No dia 7 de fevereiro, ante
o anúncio do Governo alemão, o Governo Brasileiro se manifesta, encaminhando, através
da nossa Representação em Berlim, uma Nota em que conclui dizendo:
“Por
isso o Governo Brasileiro, não obstante o seu sincero e vivo desejo de evitar
divergências com as nações amigas, ora em luta armada, sente-se no dever de
protestar contra esse bloqueio, como efetivamente protesta e, em consequência
disso, de deixar ao governo imperial alemão a responsabilidade de todos aqueles
casos que se derem com cidadãos, mercadorias e navios brasileiros, desde que se
verifique a postergação dos princípios reconhecidos do direito internacional ou
atos convencionais em que o Brasil e a Alemanha sejam partes”.[i]
Rui Barbosa, um
entusiasta em defesa da tomada de posição do Brasil na guerra, se manifesta
dizendo que a Nota Brasileira se tratava de um simples e tímido protesto. Disse
ele ao jornal carioca A NOITE, edição de 10 de fevereiro de 1917:
“...
a Nota é meramente um protesto, cujo objetivo declarado se resume a notificar a
Alemanha de que, se cumprir o que ameaça, será ela a responsável pelos seus
atos. Ora, não era necessário uma declaração do Brasil para se saber que a
Alemanha é responsável pelos atos da Alemanha. A Nota não contém mais nada.”
Ignorando
a “Nota”, os alemães torpedeiam, a 4 de abril, o navio brasileiro Paraná, na
costa da França. Dois dias depois, os Estados Unidos declaram guerra à
Alemanha. No dia seguinte foi a vez de Cuba e Panamá.
Apenas
alguns dias depois, a 11 de abril, o Brasil rompe relações diplomáticas com a
Alemanha.
No
dia 20 de maio, outro navio brasileiro, o Tijuca, foi torpedeado perto da costa
francesa por submarino alemão.
Nos
meses seguintes o Brasil confiscou, a título de “indenização de guerra”, 42
navios alemães que se achavam em nossos portos, e os incorporou à frota do
Lloyd Brasileiro.
Dando
prosseguimento a sua escalada, a Alemanha volta a atacar um navio brasileiro. A 22 de maio de 1917, o “Lapa” foi atingido por três tiros de canhão disparados por
um submarino. O
cônsul brasileiro em Cádiz, Sr. Matheus Albuquerque, alagoano de Porto Calvo,
prestou apoio às vítimas e conduziu inquérito para apurar caso.
Um
dos navios alemães confiscados pelo Brasil, o “Palatia”, rebatizado com o nome
de “MACAU”, chega ao porto do Rio de Janeiro no dia 7 de setembro de 1917,
procedente de Santos-SP, onde recebera reparos. A 17 de setembro, segue para a França,
com carregamento de 92.000 sacos, sendo 52.000 de café e 40.000 de feijão e
outros cereais apanhados no porto do Rio de Janeiro. Tentaria romper o bloqueio
alemão, a exemplo do que já conseguira os vapores Jacuhy e Corcovado. Para
tanto, o Lloyd Brasileiro fez um seguro de 100 mil libras junto ao Lloyd Belga.
Importante
reunião é convocada pelo Presidente Wenceslau Brás, tendo como pauta a
discussão da neutralidade brasileira na guerra.
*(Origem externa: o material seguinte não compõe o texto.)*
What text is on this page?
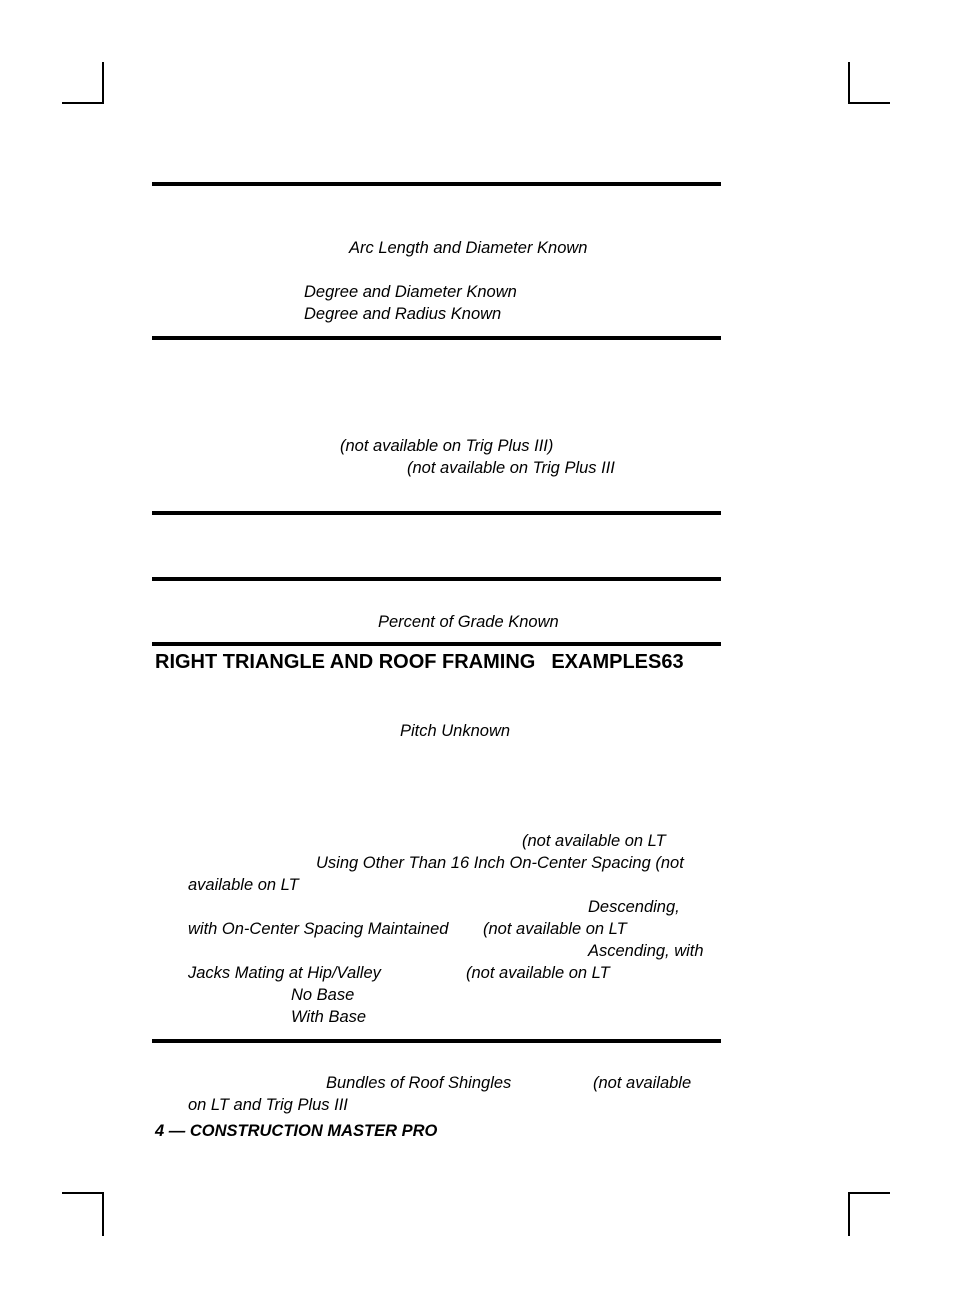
Arc Length and Diameter Known
Degree and Diameter Known
Degree and Radius Known
(not available on Trig Plus III)
(not available on Trig Plus III
Percent of Grade Known
RIGHT TRIANGLE AND ROOF FRAMING EXAMPLES63
Pitch Unknown
(not available on LT
Using Other Than 16 Inch On-Center Spacing (not
available on LT
Descending,
with On-Center Spacing Maintained (not available on LT
Ascending, with
Jacks Mating at Hip/Valley	(not available on LT
No Base
With Base
Bundles of Roof Shingles	(not available
on LT and Trig Plus III
4 — CONSTRUCTION MASTER PRO
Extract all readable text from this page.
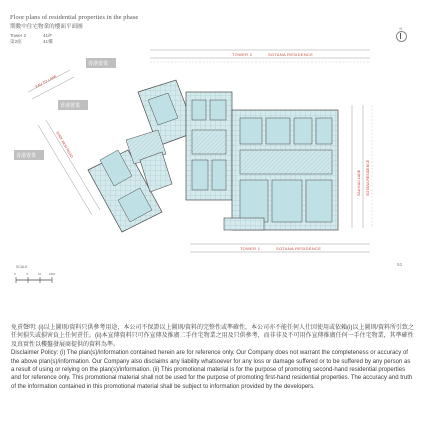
Floor plans of residential properties in the phase
期數中住宅物業的樓面平面圖
Tower 2	41/F
第2座	41樓
N
TOWER 2	SOTANA RESIDENCE
TOWER 1	SOTANA RESIDENCE
KAU TO LANE
SHEK MUN ROAD
SAU KAU LANE SOTANA RESIDENCE
香港置業
香港置業
香港置業
SCALE
0	5	10	15M
53

免責聲明: (i)以上圖則/資料只供參考用途，本公司不保證以上圖則/資料的完整性或準確性，本公司亦不能任何人仕因使用或依賴(i)以上圖則/資料所引致之任何損失或損害負上任何責任。(ii)本宣傳資料只可作宣傳及推廣二手住宅物業之用及只供參考，而非非及不可用作宣傳推廣任何一手住宅物業，其準確性及真實性以樓盤發展商提供的資料為準。

Disclaimer Policy: (i) The plan(s)/information contained herein are for reference only. Our Company does not warrant the completeness or accuracy of the above plan(s)/information. Our Company also disclaims any liability whatsoever for any loss or damage suffered or to be suffered by any person as a result of using or relying on the plan(s)/information. (ii) This promotional material is for the purpose of promoting second-hand residential properties and for reference only. This promotional material shall not be used for the purpose of promoting first-hand residential properties. The accuracy and truth of the information contained in this promotional material shall be subject to information provided by the developers.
Palácio do Catete, 27/05/2017. Reunião para
discutir a neutralidade brasileira. Da esquerda para a direita: Nilo Peçanha,
Rui Barbosa, o Presidente Wenceslau Brás, Rodrigues Alves e o Vice-Presidente
Urbano Santos. Foto: Fon-Fon.
Fabricado em 1912, e com tonelagem de 3.557,
o navio possuía excelentes camarotes para a oficialidade e confortáveis
alojamentos para toda a tripulação. Prestava-se muito bem à temerária travessia
até o porto de Havre, França, para onde seguia com “carta de prego”. Essa é uma expressão utilizada para definir “carta fechada, contendo instruções secretas,
as quais só devem ser conhecidas em determinadas circunstâncias e em determinado
local.”.
Para essa arrojada empreitada, o Lloyd
convocou um experimentado Comandante, o Capitão Saturnino de Mendonça, cuja
nomeação aconteceu no dia 1º de agosto.
Já em 1889, ele morava no Rio de Janeiro e
frequentava o Curso de Náutica do Lyceo Literário Português, uma Instituição de
Ensino filantrópica, sem fins lucrativos, fundada por imigrantes portugueses.[ii]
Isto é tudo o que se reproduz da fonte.